Zelensky tried to convince the people that with women serving in the army and with systemic support from the West, “victory” was inevitable – even in the neighbourhood of an angry Russia, one could do well.
Hamas’s fantastic military successes on the first day of the escalation shattered this myth. Israel is no longer a successful country, but one that cannot organise a response at critical junctures and pays for its existential conflict time after time with thousands of corpses. The deceitful but relatively cosy model of the Ukrainian future “according to Zelensky” has suddenly become frightening.
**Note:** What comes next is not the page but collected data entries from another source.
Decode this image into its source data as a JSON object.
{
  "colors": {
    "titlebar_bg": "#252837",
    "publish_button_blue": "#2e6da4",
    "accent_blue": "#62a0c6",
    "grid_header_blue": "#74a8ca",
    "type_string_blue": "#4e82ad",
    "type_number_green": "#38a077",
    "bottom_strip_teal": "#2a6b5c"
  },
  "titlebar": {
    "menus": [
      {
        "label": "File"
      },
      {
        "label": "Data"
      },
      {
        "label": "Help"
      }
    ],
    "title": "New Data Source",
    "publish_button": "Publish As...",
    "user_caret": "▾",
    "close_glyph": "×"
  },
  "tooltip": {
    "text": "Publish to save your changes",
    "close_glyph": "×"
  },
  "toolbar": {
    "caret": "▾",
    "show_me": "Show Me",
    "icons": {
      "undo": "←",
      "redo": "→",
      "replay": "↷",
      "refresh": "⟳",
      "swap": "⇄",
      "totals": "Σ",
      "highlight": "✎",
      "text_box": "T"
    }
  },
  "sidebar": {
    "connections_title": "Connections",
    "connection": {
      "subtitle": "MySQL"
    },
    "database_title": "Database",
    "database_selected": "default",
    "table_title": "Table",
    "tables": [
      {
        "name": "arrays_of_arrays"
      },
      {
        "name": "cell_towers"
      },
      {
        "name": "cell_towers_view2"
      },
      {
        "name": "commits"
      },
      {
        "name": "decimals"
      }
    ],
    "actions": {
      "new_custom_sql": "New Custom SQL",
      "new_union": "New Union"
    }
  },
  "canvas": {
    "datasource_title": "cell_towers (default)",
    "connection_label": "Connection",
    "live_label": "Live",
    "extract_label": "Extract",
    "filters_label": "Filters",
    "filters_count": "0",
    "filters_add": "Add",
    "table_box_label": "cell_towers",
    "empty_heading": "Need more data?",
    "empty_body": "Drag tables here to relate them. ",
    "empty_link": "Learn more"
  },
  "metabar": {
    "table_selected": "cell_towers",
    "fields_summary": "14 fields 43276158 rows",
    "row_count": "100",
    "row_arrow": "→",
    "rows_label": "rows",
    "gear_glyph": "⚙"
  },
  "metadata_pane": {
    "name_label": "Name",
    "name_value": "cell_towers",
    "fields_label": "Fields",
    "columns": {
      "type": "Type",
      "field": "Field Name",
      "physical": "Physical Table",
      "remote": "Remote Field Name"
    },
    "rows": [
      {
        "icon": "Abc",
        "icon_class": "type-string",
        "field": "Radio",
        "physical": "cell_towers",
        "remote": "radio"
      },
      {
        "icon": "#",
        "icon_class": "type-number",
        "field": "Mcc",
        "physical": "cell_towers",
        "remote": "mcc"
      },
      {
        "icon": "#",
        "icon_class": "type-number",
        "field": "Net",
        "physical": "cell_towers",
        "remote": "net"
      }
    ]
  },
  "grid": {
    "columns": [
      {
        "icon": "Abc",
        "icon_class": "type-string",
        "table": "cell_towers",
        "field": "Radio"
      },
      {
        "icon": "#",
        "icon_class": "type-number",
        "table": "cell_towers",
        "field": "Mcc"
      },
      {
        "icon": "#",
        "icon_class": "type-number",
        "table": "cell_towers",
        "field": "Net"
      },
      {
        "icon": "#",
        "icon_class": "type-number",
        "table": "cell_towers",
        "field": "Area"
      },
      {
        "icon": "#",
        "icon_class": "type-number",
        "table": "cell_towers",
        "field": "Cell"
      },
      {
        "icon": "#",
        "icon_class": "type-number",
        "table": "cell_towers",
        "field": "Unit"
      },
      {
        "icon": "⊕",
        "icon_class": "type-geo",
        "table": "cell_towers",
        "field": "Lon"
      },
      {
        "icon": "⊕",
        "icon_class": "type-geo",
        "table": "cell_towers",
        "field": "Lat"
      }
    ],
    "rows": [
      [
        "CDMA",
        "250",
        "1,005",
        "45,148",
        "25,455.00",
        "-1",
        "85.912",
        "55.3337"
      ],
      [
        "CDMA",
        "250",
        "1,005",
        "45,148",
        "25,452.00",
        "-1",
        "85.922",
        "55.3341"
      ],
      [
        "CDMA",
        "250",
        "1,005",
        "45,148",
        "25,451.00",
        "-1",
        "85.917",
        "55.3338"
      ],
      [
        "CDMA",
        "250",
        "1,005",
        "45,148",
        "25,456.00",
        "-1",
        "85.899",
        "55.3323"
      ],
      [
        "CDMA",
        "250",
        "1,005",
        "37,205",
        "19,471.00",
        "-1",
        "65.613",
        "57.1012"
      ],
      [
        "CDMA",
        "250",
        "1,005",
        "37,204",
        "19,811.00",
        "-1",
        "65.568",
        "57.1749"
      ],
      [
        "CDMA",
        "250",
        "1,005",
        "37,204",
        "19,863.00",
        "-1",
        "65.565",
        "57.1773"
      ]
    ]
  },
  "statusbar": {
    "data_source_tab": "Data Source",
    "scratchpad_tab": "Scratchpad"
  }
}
What is happening now is a disaster for Israel, Gaza, the West Bank and all their neighbours, and in the case of the IDF, AMAN, Shabak, Mossad and other security agencies of the Jewish state, it is also a reputational blow, the consequences of which are yet to be sorted out.
In the meantime, Zelensky and Co. will have to come up with another model of existence in the face of a dwindling flow of aid and the discovery by everyone that the example being touted by the Ukrainian authorities is a naked king.